Most mobile units/OB vans have from 12 to 24 channels of intercom and an additional 12 interruptible fold-back (IFB) channels that are used to communicate to on-air talent. In most cases, only the producer, director, and possibly the spotters will need to communicate with the on-air talent.

It is not uncommon to have backup transmission equipment actually transmitting the same program on a different microwave link or satellite. That way, if something happens with your primary transmitter, the production still gets to the intended distribution source. Although backup plans may seem like an unnecessary expense, if a problem occurs you will have saved yourself the cost of losing the production.

The producer will determine which crew members need to talk to each other and whether they should use an intercom channel or a two-way radio. Most of the time, the producer will be talking with the director, assistant director, font coordinator, technical director, and tape and RF camera operators. The intercom will be programmed so that the producer can talk to all of them or individually. Also, producers will have an “all call” switch that allows them to talk to everyone on IFB.

The director will primarily want to talk with the camera, graphics, and video recording operators. The technical director will want mainly to listen to the director and talk with camera operators, videotape operators, and the A-1.

Prerecorded Audio

Pregame, post-game, and half-time productions offer a myriad of challenges for audio. There are a number of areas that require quality sound, making it almost impossible to only go with “live” sound. The concept of prerecorded audio can be a bit controversial and is highly debated, even among professional audio designers. Anti-prerecorded audio designers often feel that you are not being truthful about the audio. Pro-precorded audio designers state that sports is entertainment, and movie entertainment always dubs in the audio at a later time. Prerecorded audio is often used to supplement and sometimes completely replace live sound. The following is a list of some of the reasons prerecorded audio was used during the Barcelona Olympic Games Opening Ceremony. At this event, prerecorded audio was used for every aspect of the ceremony—from the roar of airplanes crossing the sky, to opera singers, to the applause of the spectators.

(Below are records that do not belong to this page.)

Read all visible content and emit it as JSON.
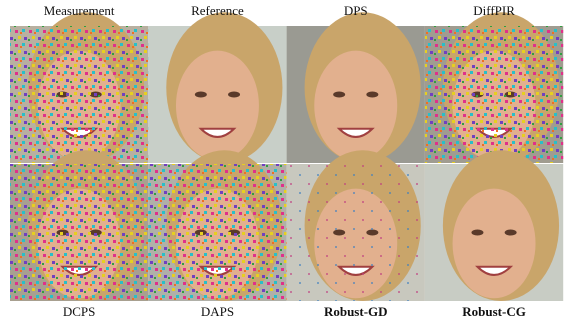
{
  "top_row": [
    "Measurement",
    "Reference",
    "DPS",
    "DiffPIR"
  ],
  "bottom_row": [
    "DCPS",
    "DAPS",
    "Robust-GD",
    "Robust-CG"
  ]
}
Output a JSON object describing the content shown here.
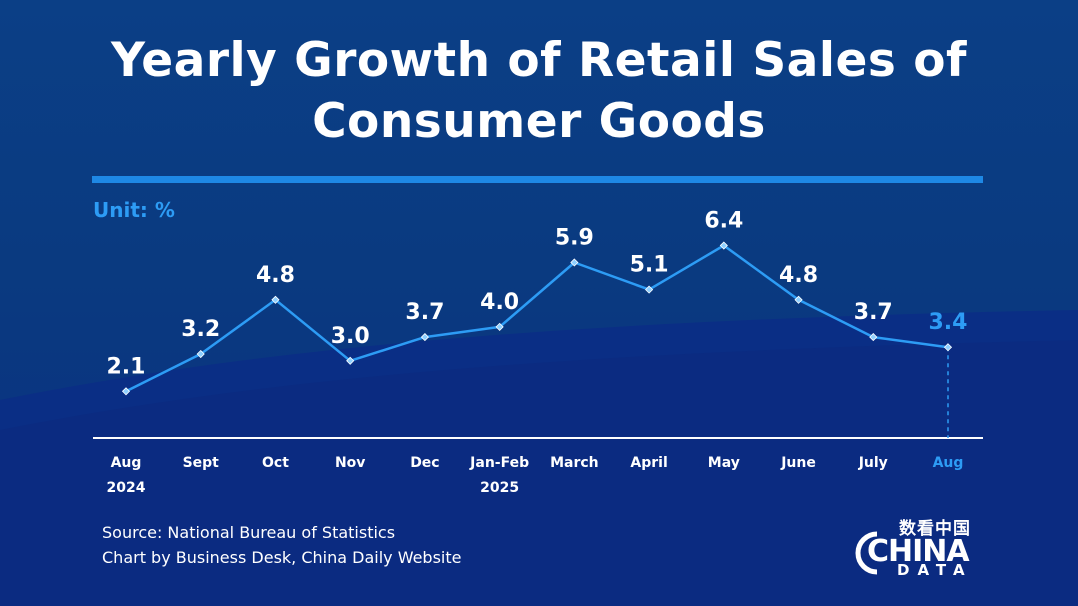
{
  "title_line1": "Yearly Growth of Retail Sales of",
  "title_line2": "Consumer Goods",
  "unit_label": "Unit: %",
  "source_line1": "Source: National Bureau of Statistics",
  "source_line2": "Chart by Business Desk, China Daily Website",
  "logo": {
    "cn": "数看中国",
    "main": "CHINA",
    "sub": "DATA"
  },
  "colors": {
    "line": "#2d9cf5",
    "highlight": "#2d9cf5",
    "text": "#ffffff"
  },
  "chart_data": {
    "type": "line",
    "x_labels": [
      [
        "Aug",
        "2024"
      ],
      [
        "Sept"
      ],
      [
        "Oct"
      ],
      [
        "Nov"
      ],
      [
        "Dec"
      ],
      [
        "Jan-Feb",
        "2025"
      ],
      [
        "March"
      ],
      [
        "April"
      ],
      [
        "May"
      ],
      [
        "June"
      ],
      [
        "July"
      ],
      [
        "Aug"
      ]
    ],
    "values": [
      2.1,
      3.2,
      4.8,
      3.0,
      3.7,
      4.0,
      5.9,
      5.1,
      6.4,
      4.8,
      3.7,
      3.4
    ],
    "value_labels": [
      "2.1",
      "3.2",
      "4.8",
      "3.0",
      "3.7",
      "4.0",
      "5.9",
      "5.1",
      "6.4",
      "4.8",
      "3.7",
      "3.4"
    ],
    "highlight_index": 11,
    "ylabel": "Unit: %"
  }
}
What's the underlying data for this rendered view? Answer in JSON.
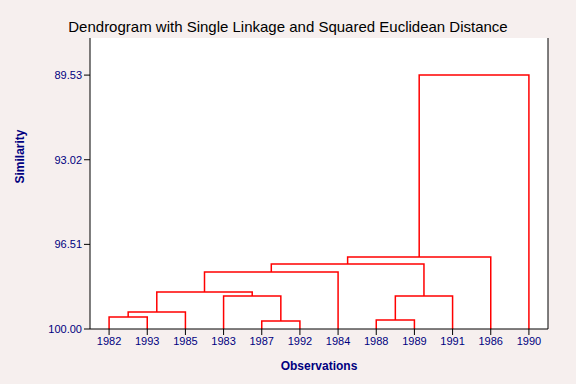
{
  "chart_data": {
    "type": "dendrogram",
    "title": "Dendrogram with Single Linkage and Squared Euclidean Distance",
    "x_label": "Observations",
    "y_label": "Similarity",
    "categories": [
      "1982",
      "1993",
      "1985",
      "1983",
      "1987",
      "1992",
      "1984",
      "1988",
      "1989",
      "1991",
      "1986",
      "1990"
    ],
    "merges": [
      {
        "left": 0,
        "right": 1,
        "similarity": 99.51
      },
      {
        "left": 12,
        "right": 2,
        "similarity": 99.3
      },
      {
        "left": 4,
        "right": 5,
        "similarity": 99.67
      },
      {
        "left": 3,
        "right": 14,
        "similarity": 98.64
      },
      {
        "left": 13,
        "right": 15,
        "similarity": 98.47
      },
      {
        "left": 16,
        "right": 6,
        "similarity": 97.65
      },
      {
        "left": 7,
        "right": 8,
        "similarity": 99.63
      },
      {
        "left": 18,
        "right": 9,
        "similarity": 98.64
      },
      {
        "left": 17,
        "right": 19,
        "similarity": 97.32
      },
      {
        "left": 20,
        "right": 10,
        "similarity": 97.03
      },
      {
        "left": 21,
        "right": 11,
        "similarity": 89.53
      }
    ],
    "color": "#ff0000",
    "ylim": [
      100,
      88.0
    ],
    "yticks": [
      89.53,
      93.02,
      96.51,
      {
        "value": 100,
        "label": "100.00"
      }
    ],
    "grid": false
  }
}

Figure 9.24 Intercom belt pack and an intercom headset.

1. Prerecorded sound allows for near perfect synchronization of the technical aspects of the spectacle, offering the ability to link sound, lights, camera movement, and other enhancements.
2. Prerecorded sound ensures optimal quality for television, allowing for stereophonic sound (stadium spectators only hear monophonic sound), as well as mixed enhancements.
3. Prerecorded sound allows a better experience or sense of proximity to the event for television viewers. For both television and stadium spectators, prerecorded sound also can direct attention to specific events happening in a very large stadium in a way that live sound cannot.
4. Unforeseen weather conditions, such as the rain or the wind, do not affect the prerecording but can affect live music leading to irreparable distortions in a live broadcast.
5. Unforeseen noises, such as friction between the microphone and the actors’ clothes, movements of the announcers in respect to the microphone, or various feedback effects, can be avoided.
6. The use of prerecorded sound can be more comfortable for the performers in the stadium, especially for the opera singers, some of who, in fact, preferred that their music be prerecorded.
7. There were also several microphones strategically placed in the stadium in order to pick up spontaneous sound during the event, in the form of applause, booing, and cheering.